At first glance, the
made-for-TV Christmas movies that have
come to dominate the holiday season on certain channels – and recently, Netflix – are profoundly anti-urban. They usually feature
a woman – or more rarely a man – from the big city who for some reason has to go to a small town for the Christmas season. There, the protagonist discovers that the town embodies the true spirit of Christmas, and invariably meets a romantic partner who persuades the heroine/hero to abandon the urban lifestyle and settle down in this small-town idyll.
The big city is generally portrayed as alienating, materialistic and careerist – everything contrary to the “Christmas spirit.” The fact that the main character is being sent away to work during Christmas is itself symptomatic of this lack of spirit. Often there is a boss and/or existing romantic partner who embodies these negative big-city values and calls regularly, reminding the main character about the stress associated with living and working in the metropolis. The brief establishing shots of that city inevitably involve heavy traffic, the blank glass walls of tall buildings, and soulless corporate interiors.
All this urban negativity is contrasted with the friendliness, strong social ties, slower pace, and rather overwhelming Christmas decorations of the small town. It’s just flowing with the kind of social capital whose passing the sociologist Robert Putnam lamented in
Bowling Alone. The contrast feeds on the long-standing imagery of an amoral and atomizing metropolis versus the supposed authentic, transparent social interaction and traditional values of small towns, where people support each other. These movies are ultimately a
conservative form of drama.
What’s fascinating, though, is that the appeal of the small town is, itself, strikingly
urban. The towns portrayed in these Christmas movies possess the walkability, active public spaces, and low motor vehicle presence that urbanists strive for. They have thriving, walkable main streets full of independent retail shops tightly packed together. Every building faces on to the street, and everyone strolls along the sidewalks and interacts with each other in person.

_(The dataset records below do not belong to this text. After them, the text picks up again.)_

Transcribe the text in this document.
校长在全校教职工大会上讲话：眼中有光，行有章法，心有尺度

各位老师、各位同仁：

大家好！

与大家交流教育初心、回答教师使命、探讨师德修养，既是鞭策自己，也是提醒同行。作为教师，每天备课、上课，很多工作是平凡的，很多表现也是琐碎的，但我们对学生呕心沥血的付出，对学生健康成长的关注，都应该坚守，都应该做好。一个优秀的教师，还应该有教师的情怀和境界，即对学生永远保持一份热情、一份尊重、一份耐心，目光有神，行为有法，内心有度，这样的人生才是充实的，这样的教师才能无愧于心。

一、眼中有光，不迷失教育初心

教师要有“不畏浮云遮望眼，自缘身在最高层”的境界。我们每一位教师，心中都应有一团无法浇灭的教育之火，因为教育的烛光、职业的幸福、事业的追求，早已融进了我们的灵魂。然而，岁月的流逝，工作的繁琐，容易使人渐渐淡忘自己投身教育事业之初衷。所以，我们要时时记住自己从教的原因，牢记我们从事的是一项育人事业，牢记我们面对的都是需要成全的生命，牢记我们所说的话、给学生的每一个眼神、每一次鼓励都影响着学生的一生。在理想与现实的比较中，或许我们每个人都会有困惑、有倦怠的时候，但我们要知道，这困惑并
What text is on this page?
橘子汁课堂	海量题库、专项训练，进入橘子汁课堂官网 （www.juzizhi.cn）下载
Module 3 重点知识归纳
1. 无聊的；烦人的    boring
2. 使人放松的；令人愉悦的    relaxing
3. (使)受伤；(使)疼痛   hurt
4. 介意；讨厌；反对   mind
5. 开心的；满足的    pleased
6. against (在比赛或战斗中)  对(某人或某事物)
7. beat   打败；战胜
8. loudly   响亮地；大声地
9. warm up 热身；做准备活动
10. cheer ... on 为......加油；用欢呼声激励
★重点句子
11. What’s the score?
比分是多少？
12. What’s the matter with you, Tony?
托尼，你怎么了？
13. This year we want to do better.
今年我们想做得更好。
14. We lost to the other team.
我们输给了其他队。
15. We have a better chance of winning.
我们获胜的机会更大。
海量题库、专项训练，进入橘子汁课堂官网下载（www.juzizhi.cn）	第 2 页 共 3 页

There is always a car-free public square at the centre of town that is the focus of attention and the site of a Christmas festival of some kind, like lighting a Christmas tree, that brings the whole community together. And everyone is always crossing the street safely mid-block despite not looking both ways, because vehicle traffic is always somehow limited and slow. These movies know that speeding cars would ruin the atmosphere they’re trying to create.
Watching a Christmas movie is like the scene in
Back to the Future where Marty McFly lands in his town in the 1950s and discovers that the town square, neglected and abandoned in his own time, is suddenly kept up, active and surrounded by bustling stores. It’s also reminiscent of the town of Stars Hollow in the TV show
Gilmore Girls (whose spunky female leads and small-town vibe surely make it a relative of the Christmas TV movie), whose action is also focused around a town centre where all the characters bump into each other regularly, and where everyone constantly crosses the street safely without looking. No town in a Christmas movie has a Walmart on the outskirts that has sucked all the life out of its main street, a six-lane fast-moving “
stroad” lined with strip malls, or cookie-cutter subdivisions that have drawn all the residents out of the older parts of town.
It’s a vision of the kind of small-town urbanism championed by the organization
Strong Towns, which promotes relatively dense residential neighbourhoods around a vibrant downtown main street full of independent stores and services, with attractive and well-used public spaces that bring residents together in person. This vision both looks to the way towns developed in the past before motor vehicles became dominant – a sense of nostalgia shared by Christmas movies – but also to a future for small towns that is economically, socially, and environmentally sustainable.
As my
Spacing colleague Glyn Bowerman
recently noted, this underlying appeal of small-town urbanism is often reflected in plots that deal with the minutiae of municipal management. After all, becoming interested in city politics is a first step on the road towards becoming a full-blown urbanist.